Letteratura

Paolo Melandri

È finalità della mia peregrinatio entro i confini della letteratura greco-latina e italiana il considerare queste ultime nel più vasto àmbito della storia della cultura europea e globale. Ossia di un percorso di idee in fertili interscambi tra regioni, province, nazioni. a stretto contatto, oltre che naturalmente con l'estetica (e quindi anche con elementi di teorizzazione letteraria), con gli attuali e inquietanti interrogativi dell'etica (da rivisitare, per riappropriarmene con accresciuta consapevolezza, alla luce di una prospettiva di «storia delle idee»).

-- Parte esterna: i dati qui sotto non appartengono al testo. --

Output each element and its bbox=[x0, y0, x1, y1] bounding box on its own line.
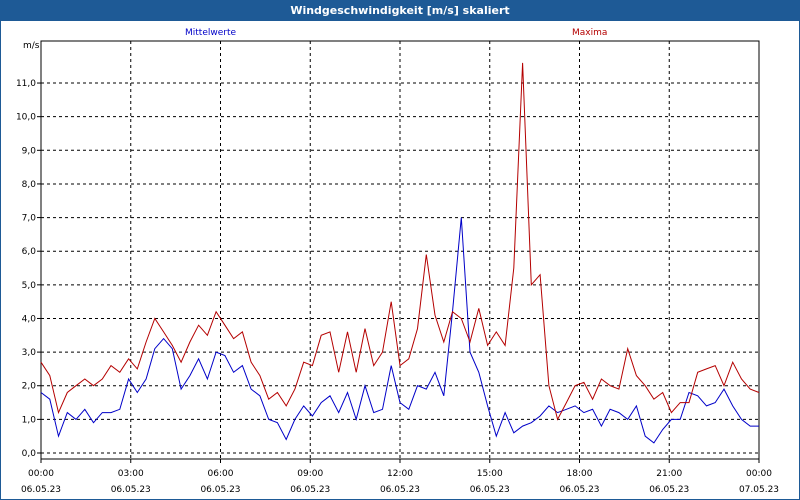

Il mio interesse per la letteratura, dunque, mira a tradursi entro la singolarità di ogni voce e di ogni testo, nell'acquisizione, volta per volta, di strumenti critici adeguati all'oggetto preso in analisi. Nella consapevolezza che dialogare con una auctoritas tanto dell'«oggi» quanto del passato implichi un atto di coraggio e di responsabilità etica ed estetica, dove, all'ardimento sperimentale e alla viva curiositas del lettore, si dovrà affiancare necessariamente l'esattezza del rigore scientifico in approcci filologicamente corretti e il rispetto dell'«alterità» (da sé) nell'autore di volta in volta accostato. Sul finire di un secolo culturale quant'altri mai rigoglioso di fermenti, confuso ma solerte, travagliato fra tentazioni disgregatrici e solida tradizione locale, la "cittadina" della Filologia classica, medievale e umanistica si trova proiettata in un universo vasto e difficile, tutt'altro che omogeneo, con la stessa ossimorica esigenza del centauro di Pound, che pur galoppando deve centrare con l'arco un bersaglio lontano. Lo sforzo che all'interno dell'àmbito culturale intendo fare è quello di saper coniugare i bisogni cognitivi del mio Paese con quelli degli altri Stati europei, superando le antiche contese, le tradizioni contrapposte.
Ecco allora l'esigenza, per l'intellettuale, di letture e d'incontri "corsari" e personali con quella che vorrei definire la Grande Assente dalla preparazione «di base» (scolastica, talvolta anche accademica): la ricchissima produzione letteraria internazionale. In omaggio a un'antica metafora viaria secondo la quale, come ebbe a dire da ultimo Paul Valéry, ogni pensiero che meriti questo nome è sempre «pieno di incroci di strade», insieme luogo dell'agnizione e il punto di partenza per successive ricerche, ho inteso scrivere e pubblicare una serie di ricognizioni (libere da qualsivoglia sentore ideologico) ai margini della letteratura «già nota», una prima raccolta di «sentieri d'ascolto e di lettura», sostituendo alle "strade" del poeta francese, che promettono itinerari agevoli e sicuri, la nozione, più avventurosa e umbratile, di "sentieri", prossimi semmai al pacato e saggio empirismo anglosassone percorso da Northrop Frye, sentieri popolati di rencontres imprévues, di sorprese e di scoperte impensate, di una feconda meraviglia gravida di ulteriori sondaggi, in dialoghi continuativi e organizzati con la cultura non solo umanistica...
E mi son mosso, e mi muovo lungo tragitti da compiersi senza che già da oggi, dal momento presente, se ne debba scorgere necessariamente una gerarchia prestabilita, una classificazione secondo il valore, difficili da fissare quando il diagramma che si può intravedere nelle tante diramazioni delle mie indagini assomiglia piuttosto a un labirinto che al facile itinerario di un dardo, anche se poi l'orizzonte degli interessi, asintotico alla totalità, finirà per abbracciare - così spero - il perimetro inclusivo dell'intero panorama letterario.